久保 一門で研究会をするときにはひとりの弟子として接しようとしているつもりです。そういう場所で私が娘を呼ぶときには「久保さん」。娘が私に話しかける時には「師匠」と言うように伝えています。
塚田 うちも外では師匠と呼ばせているのですが、さすがにプライベートの範疇だと線引きできないんですよね。
――将棋界の親子棋士では、木村義徳九段がお父さんの義雄十四世名人ではなく、加藤治郎名誉九段の門下に入門した例がありますが、あえて他の棋士の門下にするという選択肢はありましたか。
塚田 多少は思いましたが、いろいろ考えて不便だなと。中村さんに冗談ぽく頼んだら「嫌です」と即答されました。そうだよなあと一人納得です(笑)。
久保 私も多少は考えたんですけど、自分が師匠のほうがいろいろと対応しやすいかなと思いました。
厳しさを増す女流棋界で生きる娘に思うこと
――実際に女流棋士を目指すと聞かされて、親として、あるいはこの世界をわかっている者としての心配などはありませんでしたか。
塚田 女流棋士にはなれそうな気がしていましたが、なってからも厳しい世界ですからね。プロになってもタイトルを目指さなければ意味がありません。女流棋士になった直後は心配していませんでしたが、数年経っても勝たないので……最近はようやく安堵できるようになりました。
久保 勝つか負けるかの世界で自分の大変さもわかっていたので、特に勧めたりはしませんでしたね。
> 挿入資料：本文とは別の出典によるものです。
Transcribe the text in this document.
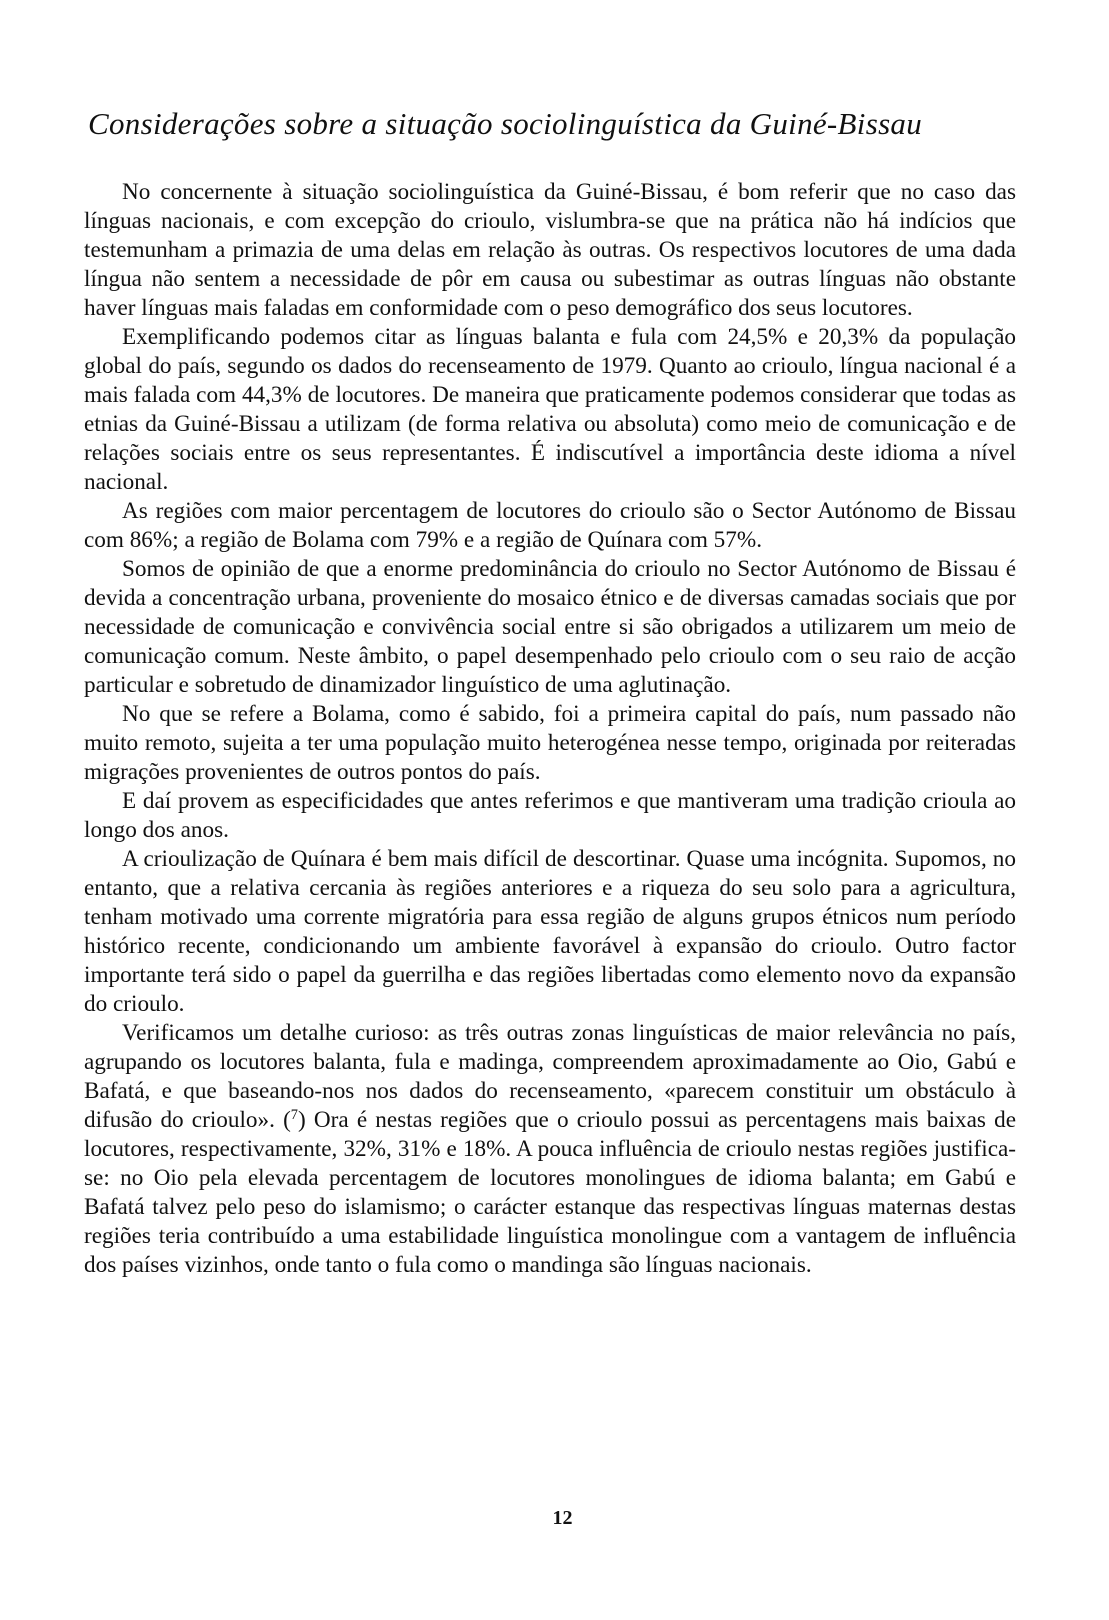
Considerações sobre a situação sociolinguística da Guiné-Bissau

No concernente à situação sociolinguística da Guiné-Bissau, é bom referir que no caso das línguas nacionais, e com excepção do crioulo, vislumbra-se que na prática não há indícios que testemunham a primazia de uma delas em relação às outras. Os respectivos locutores de uma dada língua não sentem a necessidade de pôr em causa ou subestimar as outras línguas não obstante haver línguas mais faladas em conformidade com o peso demográfico dos seus locutores.

Exemplificando podemos citar as línguas balanta e fula com 24,5% e 20,3% da população global do país, segundo os dados do recenseamento de 1979. Quanto ao crioulo, língua nacional é a mais falada com 44,3% de locutores. De maneira que praticamente podemos considerar que todas as etnias da Guiné-Bissau a utilizam (de forma relativa ou absoluta) como meio de comunicação e de relações sociais entre os seus representantes. É indiscutível a importância deste idioma a nível nacional.

As regiões com maior percentagem de locutores do crioulo são o Sector Autónomo de Bissau com 86%; a região de Bolama com 79% e a região de Quínara com 57%.

Somos de opinião de que a enorme predominância do crioulo no Sector Autónomo de Bissau é devida a concentração urbana, proveniente do mosaico étnico e de diversas camadas sociais que por necessidade de comunicação e convivência social entre si são obrigados a utilizarem um meio de comunicação comum. Neste âmbito, o papel desempenhado pelo crioulo com o seu raio de acção particular e sobretudo de dinamizador linguístico de uma aglutinação.

No que se refere a Bolama, como é sabido, foi a primeira capital do país, num passado não muito remoto, sujeita a ter uma população muito heterogénea nesse tempo, originada por reiteradas migrações provenientes de outros pontos do país.

E daí provem as especificidades que antes referimos e que mantiveram uma tradição crioula ao longo dos anos.

A crioulização de Quínara é bem mais difícil de descortinar. Quase uma incógnita. Supomos, no entanto, que a relativa cercania às regiões anteriores e a riqueza do seu solo para a agricultura, tenham motivado uma corrente migratória para essa região de alguns grupos étnicos num período histórico recente, condicionando um ambiente favorável à expansão do crioulo. Outro factor importante terá sido o papel da guerrilha e das regiões libertadas como elemento novo da expansão do crioulo.

Verificamos um detalhe curioso: as três outras zonas linguísticas de maior relevância no país, agrupando os locutores balanta, fula e madinga, compreendem aproximadamente ao Oio, Gabú e Bafatá, e que baseando-nos nos dados do recenseamento, «parecem constituir um obstáculo à difusão do crioulo». ($^7$) Ora é nestas regiões que o crioulo possui as percentagens mais baixas de locutores, respectivamente, 32%, 31% e 18%. A pouca influência de crioulo nestas regiões justifica-se: no Oio pela elevada percentagem de locutores monolingues de idioma balanta; em Gabú e Bafatá talvez pelo peso do islamismo; o carácter estanque das respectivas línguas maternas destas regiões teria contribuído a uma estabilidade linguística monolingue com a vantagem de influência dos países vizinhos, onde tanto o fula como o mandinga são línguas nacionais.

12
やはり将来はタイトルを目指す棋士になって欲しいですが、プロになりたてでまだ弱く、これからの数年が勝負でしょう。
――女流棋界は直近の10年、5年だけでもだいぶ変わってきました。
塚田 女流の棋戦が増えたのはいいことですよね。ただ女流順位戦ができてある意味厳しくなった面はあります。これまでは曖昧だった女流棋士としての位置がハッキリと順位付けされますから。女流順位戦でA級には入ってほしいなと思っていたので、まずはよかったのですが、来年どうなるか。プレーヤーとしてはいい環境だと思います。
久保 棋戦数が増えたことで棋力の向上にはつながっていますよね。より強い女流棋士が出てくると思います。